Conventional staging will indicate broadly which treat­ment is required but again other factors may be equally important. For example, surgical treatment of a small stage I, or II (T1 or T2) breast tumour usually requires only wide local excision rather than mastectomy — but the latter may have to be performed if the breast is very small, the tumour central or multifocal, or for patient preference. Equally the use of adjuvant systemic therapy is decided on not only tumour size and lymph node status but also biological measures such as oestrogen receptor status, patient age and menopausal status, and in the case of tamoxifen this can be recommended irrespective of clinicopathological variables.

Thus as we gain more knowledge of the biological variables which affect prognosis it becomes increasingly clear that it is these factors (discussed in more detail below) rather than anatomical mapping which influence outcome and treatment. Perhaps a more pragmatic approach would be to classify patients according to the treatment that they require. This is shown in Table 46.7.
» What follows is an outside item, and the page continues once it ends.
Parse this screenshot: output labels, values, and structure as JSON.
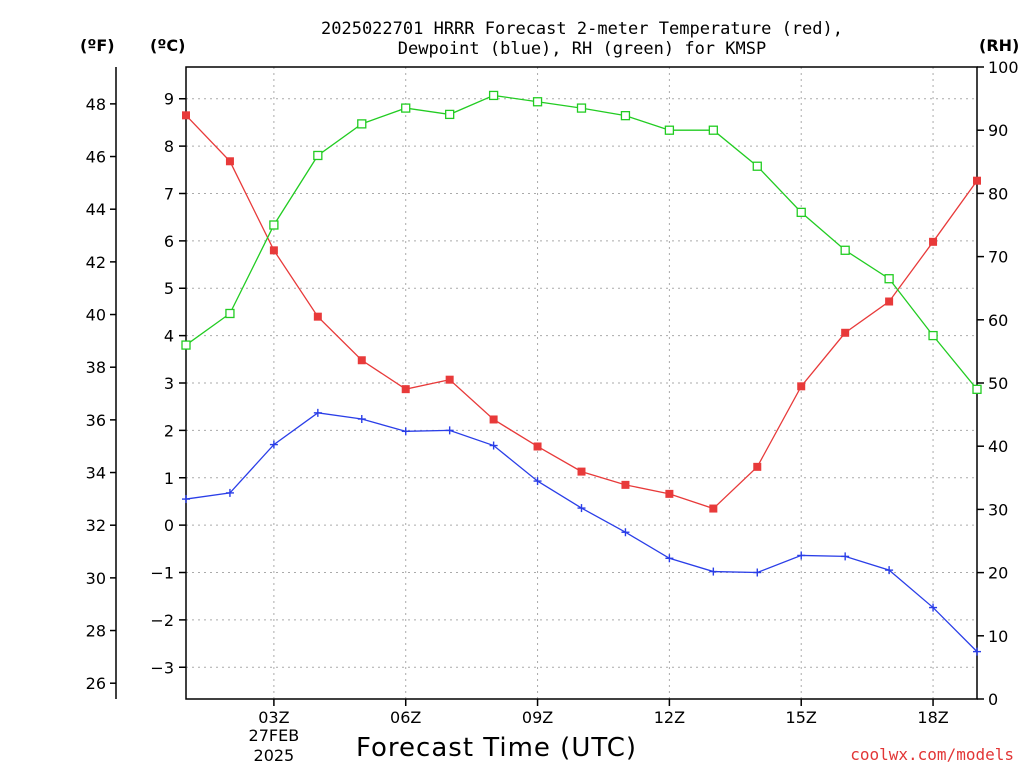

Prognosis of breast cancer

The best indicators of likely prognosis in breast cancer are still tumours size and lymph node status (Fig. 46.35). However, it is realised that some large tumours will remain confined to the breast for decades whereas some very small tumours are incurable at diagnosis. Hence the prognosis of a cancer depends not on its chronological age but on its invasive and metastatic potential. In an attempt to define which tumours will behave aggressively, and thus require early systemic treatment, a host of prognostic factors has been described. These include histological grade of the tumour, hormone receptor status, measures of tumours proliferation such as 5-phase fraction and thymidine-labelling index, growth factor analysis and oncogene or oncogene product measurements. Many others are under investigation but have proved of little practical value in patient management.